Although not the most popular game anymore, this is related to the old problems of playing pool (where to shoot on the bumper to sink it in the pocket). Requiring only a single bounce, that might be an easier question to begin this exploration. (as Steve mentions above).

Similar, but a little more contemporary (?) would be one of those flash games that are link pong or breakout or something where the ball hits a paddle and bounces off. There are a million different versions of that and I’m sure there’s one that fits this concept (angle of incidence) fairly intuitively. Where should we position the paddle so that the ball hits the last brick on breakout or to get it through the hole on the other side?

As you tend to like challenging extensions, once they get this concept down, you could ask what would happen if the TV was a different shape (circle, hexagon, etc.).

Totally bypassing the point, I’d wager to say that when I feel like I’ve had a particularly good class, about 10-20% of the time the reality is something more like this clip.

I would’ve kept train-of-thought rambling but now I have to run out the door.

But, yes, pull out graph paper and “animate” it. Look for those patterns.

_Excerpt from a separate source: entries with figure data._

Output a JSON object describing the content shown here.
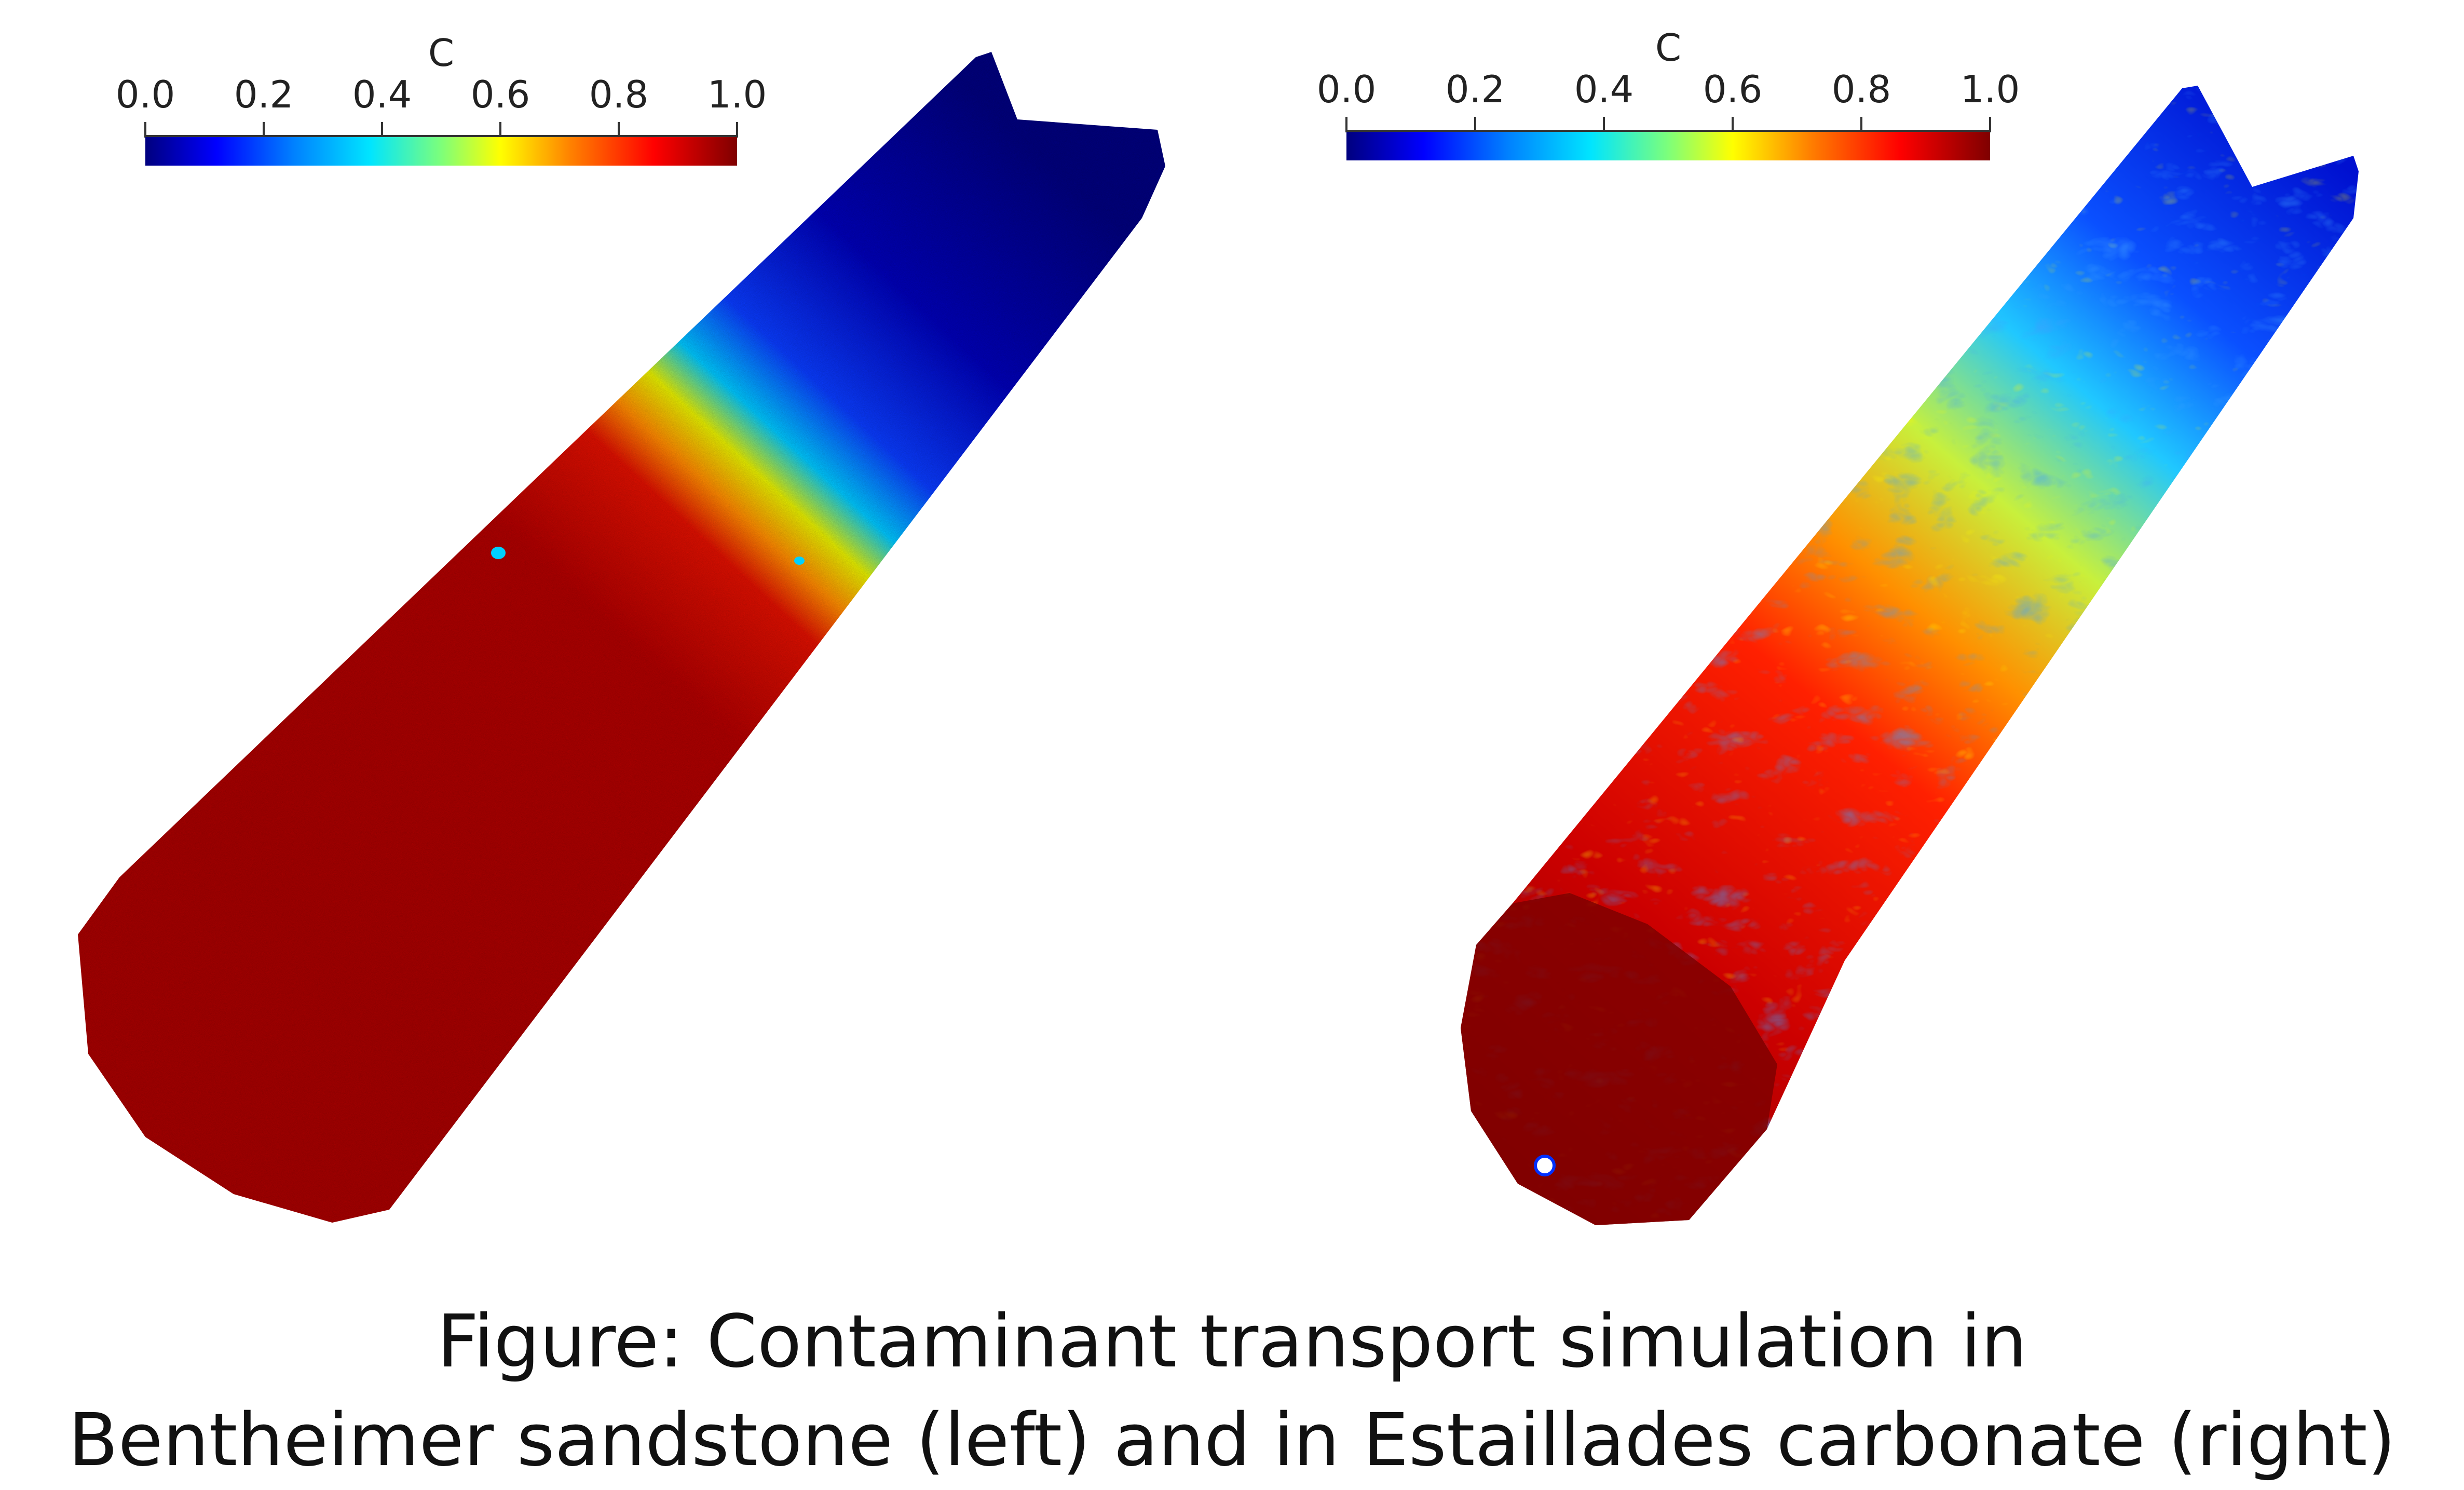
{
  "panels": [
    {
      "colorbar": {
        "title": "C",
        "ticks": [
          "0.0",
          "0.2",
          "0.4",
          "0.6",
          "0.8",
          "1.0"
        ]
      }
    },
    {
      "colorbar": {
        "title": "C",
        "ticks": [
          "0.0",
          "0.2",
          "0.4",
          "0.6",
          "0.8",
          "1.0"
        ]
      }
    }
  ],
  "colormap": {
    "stops": [
      "#00007f",
      "#0000ff",
      "#0080ff",
      "#00e5ff",
      "#7dff7a",
      "#ffff00",
      "#ff8000",
      "#ff0000",
      "#7f0000"
    ]
  },
  "caption": {
    "line1": "Figure: Contaminant transport simulation in",
    "line2": "Bentheimer sandstone (left) and in Estaillades carbonate (right)"
  }
}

Well, see, Dan, this is where it gets me. The questions should be based on your own classroom, so who can say what questions would work in my classroom (besides me)? And even I can’t predict what my own students will be able to come up with and dramatically change my own direction of questioning/leading. So, I enjoy making the connections to real life, but the “lesson plan” is up to the individual classroom on that individual day, right?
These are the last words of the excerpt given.